The Public Company Accounting Oversight Board (PCAOB), which has requested $153 million, offers salary increases of 30 percent a year, according to a report by Bloomberg, which cited people familiar with the matter.
The PCAOB, formed in 2002 in the aftermath of massive corporate scandals and bankruptcies, is funded by publicly traded companies. The Sarbanes-Oxley Act gives the SEC the responsibility to approve the budget, which has more than doubled since the PCAOB's creation. The PCAOB oversees 1,400 accounting firms, employs 253 people and expects to hire 150 more staff next year.
PCAOB spokeswoman Christi Harlan told Bloomberg that she wasn't aware of the possibility that the SEC may not approve the group's budget. The board hasn't yet set staff salaries for next year, she said.
She added that critics “should be aware that Congress deliberately directed the PCAOB to pay a competitive salary with the marketplace.

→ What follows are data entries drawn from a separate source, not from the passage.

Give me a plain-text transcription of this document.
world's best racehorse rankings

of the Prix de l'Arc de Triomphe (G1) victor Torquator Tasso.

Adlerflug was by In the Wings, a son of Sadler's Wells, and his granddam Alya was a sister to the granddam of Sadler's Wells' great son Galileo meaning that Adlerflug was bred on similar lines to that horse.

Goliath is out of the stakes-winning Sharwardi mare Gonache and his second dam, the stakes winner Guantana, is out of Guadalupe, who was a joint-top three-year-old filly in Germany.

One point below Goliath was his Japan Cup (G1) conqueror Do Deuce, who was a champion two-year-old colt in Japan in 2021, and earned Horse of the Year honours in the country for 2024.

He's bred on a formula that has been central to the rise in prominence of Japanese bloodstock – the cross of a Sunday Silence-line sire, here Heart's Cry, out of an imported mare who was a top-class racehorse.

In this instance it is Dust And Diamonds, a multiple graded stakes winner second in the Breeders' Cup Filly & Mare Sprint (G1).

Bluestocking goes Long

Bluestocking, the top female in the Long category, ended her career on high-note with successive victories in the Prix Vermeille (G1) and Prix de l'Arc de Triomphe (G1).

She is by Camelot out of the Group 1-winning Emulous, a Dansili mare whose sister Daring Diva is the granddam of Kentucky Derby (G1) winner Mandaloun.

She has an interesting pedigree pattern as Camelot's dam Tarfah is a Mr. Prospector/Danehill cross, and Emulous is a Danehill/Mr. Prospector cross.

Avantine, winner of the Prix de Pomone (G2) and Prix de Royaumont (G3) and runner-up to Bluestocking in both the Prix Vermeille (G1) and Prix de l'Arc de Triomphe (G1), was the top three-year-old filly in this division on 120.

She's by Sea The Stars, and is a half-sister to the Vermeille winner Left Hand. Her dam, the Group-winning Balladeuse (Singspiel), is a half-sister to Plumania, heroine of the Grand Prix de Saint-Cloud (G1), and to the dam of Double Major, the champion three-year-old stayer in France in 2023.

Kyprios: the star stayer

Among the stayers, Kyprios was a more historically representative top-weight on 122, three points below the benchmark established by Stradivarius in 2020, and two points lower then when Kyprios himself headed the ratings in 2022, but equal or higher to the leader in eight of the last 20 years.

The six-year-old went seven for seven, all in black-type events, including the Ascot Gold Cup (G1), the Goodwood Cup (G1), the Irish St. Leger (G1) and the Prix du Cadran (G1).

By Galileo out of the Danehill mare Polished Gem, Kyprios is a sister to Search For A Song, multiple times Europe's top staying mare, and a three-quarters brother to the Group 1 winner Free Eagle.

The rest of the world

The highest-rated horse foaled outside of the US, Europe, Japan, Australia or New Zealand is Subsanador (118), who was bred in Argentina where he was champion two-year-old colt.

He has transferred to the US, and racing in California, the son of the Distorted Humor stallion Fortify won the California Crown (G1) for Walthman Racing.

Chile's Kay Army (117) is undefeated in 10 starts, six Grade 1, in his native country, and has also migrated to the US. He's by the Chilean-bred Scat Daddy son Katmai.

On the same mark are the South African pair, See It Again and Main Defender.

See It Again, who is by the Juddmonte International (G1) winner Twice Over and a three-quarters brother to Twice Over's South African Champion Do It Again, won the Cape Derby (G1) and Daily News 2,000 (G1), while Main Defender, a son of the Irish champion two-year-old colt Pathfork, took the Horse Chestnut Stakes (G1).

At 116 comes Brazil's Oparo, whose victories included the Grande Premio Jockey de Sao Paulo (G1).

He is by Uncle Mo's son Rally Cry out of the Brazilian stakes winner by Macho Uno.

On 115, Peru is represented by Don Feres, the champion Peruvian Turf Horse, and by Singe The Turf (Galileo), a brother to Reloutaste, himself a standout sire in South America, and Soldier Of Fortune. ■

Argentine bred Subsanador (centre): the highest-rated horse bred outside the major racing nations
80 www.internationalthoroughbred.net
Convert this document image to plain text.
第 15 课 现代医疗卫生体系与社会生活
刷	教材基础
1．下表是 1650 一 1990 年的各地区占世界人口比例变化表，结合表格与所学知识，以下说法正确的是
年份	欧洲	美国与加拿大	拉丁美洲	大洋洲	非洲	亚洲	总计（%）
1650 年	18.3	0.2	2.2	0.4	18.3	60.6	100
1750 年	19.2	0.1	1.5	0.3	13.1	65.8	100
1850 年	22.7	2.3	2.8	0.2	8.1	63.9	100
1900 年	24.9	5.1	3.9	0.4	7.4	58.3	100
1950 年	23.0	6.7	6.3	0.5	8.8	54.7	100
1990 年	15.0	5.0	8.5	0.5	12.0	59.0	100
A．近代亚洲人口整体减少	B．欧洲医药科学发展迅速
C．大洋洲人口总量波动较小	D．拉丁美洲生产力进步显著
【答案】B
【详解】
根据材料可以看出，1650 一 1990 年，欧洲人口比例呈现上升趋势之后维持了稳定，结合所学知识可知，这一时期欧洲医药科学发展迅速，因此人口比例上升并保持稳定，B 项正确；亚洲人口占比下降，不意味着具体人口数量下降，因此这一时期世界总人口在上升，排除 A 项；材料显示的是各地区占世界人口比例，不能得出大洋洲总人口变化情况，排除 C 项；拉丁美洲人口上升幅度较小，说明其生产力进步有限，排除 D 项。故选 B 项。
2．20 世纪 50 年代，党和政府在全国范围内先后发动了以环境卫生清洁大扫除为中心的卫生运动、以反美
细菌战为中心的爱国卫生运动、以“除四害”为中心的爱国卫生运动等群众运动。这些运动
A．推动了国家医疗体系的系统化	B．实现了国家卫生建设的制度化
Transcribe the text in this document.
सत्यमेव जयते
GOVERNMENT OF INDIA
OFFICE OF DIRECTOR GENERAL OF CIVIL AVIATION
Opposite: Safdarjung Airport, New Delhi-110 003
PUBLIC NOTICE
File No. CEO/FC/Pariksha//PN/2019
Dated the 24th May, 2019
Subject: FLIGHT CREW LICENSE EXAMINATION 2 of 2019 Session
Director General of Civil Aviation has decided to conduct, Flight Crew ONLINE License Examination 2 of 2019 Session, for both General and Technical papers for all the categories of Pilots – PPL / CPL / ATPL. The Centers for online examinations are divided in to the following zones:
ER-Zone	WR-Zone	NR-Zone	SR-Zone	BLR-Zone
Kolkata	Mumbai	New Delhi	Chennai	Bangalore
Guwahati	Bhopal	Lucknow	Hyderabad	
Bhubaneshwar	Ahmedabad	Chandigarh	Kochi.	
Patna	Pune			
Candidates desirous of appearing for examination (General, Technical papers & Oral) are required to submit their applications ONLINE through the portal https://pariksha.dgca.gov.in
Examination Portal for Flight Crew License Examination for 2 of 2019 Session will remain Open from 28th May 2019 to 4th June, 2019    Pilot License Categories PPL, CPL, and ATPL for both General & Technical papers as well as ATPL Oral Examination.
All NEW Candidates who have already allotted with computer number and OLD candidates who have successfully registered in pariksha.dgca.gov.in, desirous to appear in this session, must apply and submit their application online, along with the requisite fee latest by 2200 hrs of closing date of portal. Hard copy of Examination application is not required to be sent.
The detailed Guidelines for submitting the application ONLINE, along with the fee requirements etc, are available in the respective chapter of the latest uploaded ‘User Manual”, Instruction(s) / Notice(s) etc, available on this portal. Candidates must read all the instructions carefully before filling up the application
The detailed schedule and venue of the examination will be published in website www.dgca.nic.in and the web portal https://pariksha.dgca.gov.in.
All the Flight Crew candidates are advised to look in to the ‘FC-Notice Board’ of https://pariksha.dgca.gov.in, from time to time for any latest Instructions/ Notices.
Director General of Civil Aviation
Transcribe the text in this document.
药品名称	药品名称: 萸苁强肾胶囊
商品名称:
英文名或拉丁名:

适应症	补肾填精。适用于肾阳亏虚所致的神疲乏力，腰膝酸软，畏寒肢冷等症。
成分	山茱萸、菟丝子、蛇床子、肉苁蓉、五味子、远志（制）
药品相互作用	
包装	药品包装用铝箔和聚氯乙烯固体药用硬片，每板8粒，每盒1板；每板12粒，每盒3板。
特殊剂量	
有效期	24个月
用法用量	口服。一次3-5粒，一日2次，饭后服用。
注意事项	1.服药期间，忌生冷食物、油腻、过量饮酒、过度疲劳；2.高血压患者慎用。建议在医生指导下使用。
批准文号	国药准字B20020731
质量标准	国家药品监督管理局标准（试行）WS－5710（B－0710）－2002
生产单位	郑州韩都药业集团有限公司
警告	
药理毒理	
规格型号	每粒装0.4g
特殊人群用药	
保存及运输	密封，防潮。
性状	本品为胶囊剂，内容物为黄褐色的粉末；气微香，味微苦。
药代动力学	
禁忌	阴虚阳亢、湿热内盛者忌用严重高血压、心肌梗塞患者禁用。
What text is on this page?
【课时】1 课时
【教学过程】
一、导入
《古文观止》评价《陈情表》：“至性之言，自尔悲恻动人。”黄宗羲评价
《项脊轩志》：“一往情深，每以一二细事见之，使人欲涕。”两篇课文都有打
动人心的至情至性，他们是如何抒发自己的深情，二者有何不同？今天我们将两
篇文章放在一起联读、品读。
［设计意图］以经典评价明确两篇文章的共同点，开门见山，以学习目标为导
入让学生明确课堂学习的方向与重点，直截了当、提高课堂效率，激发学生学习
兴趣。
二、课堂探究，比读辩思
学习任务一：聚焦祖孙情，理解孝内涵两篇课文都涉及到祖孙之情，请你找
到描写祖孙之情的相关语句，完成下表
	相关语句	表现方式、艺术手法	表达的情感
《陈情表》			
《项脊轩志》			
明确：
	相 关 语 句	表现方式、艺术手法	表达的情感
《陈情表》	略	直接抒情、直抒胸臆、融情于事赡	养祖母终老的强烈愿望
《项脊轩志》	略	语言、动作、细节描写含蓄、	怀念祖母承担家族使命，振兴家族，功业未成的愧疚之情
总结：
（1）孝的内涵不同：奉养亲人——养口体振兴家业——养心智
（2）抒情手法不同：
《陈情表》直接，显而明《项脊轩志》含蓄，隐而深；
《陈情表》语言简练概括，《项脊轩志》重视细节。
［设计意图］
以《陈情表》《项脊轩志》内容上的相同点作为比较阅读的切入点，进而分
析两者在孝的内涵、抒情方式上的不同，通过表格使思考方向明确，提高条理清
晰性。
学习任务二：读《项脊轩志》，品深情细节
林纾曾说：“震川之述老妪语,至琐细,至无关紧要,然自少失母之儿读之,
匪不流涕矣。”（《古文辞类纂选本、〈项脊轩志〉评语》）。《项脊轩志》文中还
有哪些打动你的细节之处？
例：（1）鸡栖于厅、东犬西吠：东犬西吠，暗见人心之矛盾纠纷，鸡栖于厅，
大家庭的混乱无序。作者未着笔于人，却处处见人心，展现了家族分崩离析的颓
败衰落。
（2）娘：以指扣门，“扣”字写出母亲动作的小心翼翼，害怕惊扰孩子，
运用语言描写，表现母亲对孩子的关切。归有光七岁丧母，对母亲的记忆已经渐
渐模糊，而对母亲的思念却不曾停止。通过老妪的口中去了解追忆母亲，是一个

This is a very, very tight market for accountants.”
Auditors with eight to 10 years of experience can get paid at least $200,000 a year, said Paul R. Brown, an accounting professor at New York University's Stern School of Business.
SEC spokesman Matt Well would only say that the agency is “working very closely with the PCAOB on their budget.”
Some members of Congress have expressed concerns over the salaries at the PCAOB. Chairman William McDonough is paid $575,000, while the other four members earn $468,000. By contrast, SEC Chairman William Donaldson makes $145,600 a year; the four other commissioners make $135,900.
California Democratic Senator Barbara Boxer last year unsuccessfully tried to limit the board members' pay to $400,000 a year, the same salary paid to President George W. Bush.
Peter Wallison, a resident fellow at the American Enterprise Institute in Washington, suggested that the nonprofit PCAOB may have less incentive than a government agency to limit costs.
“I just don't see that there is any effective control over this organization,” he said.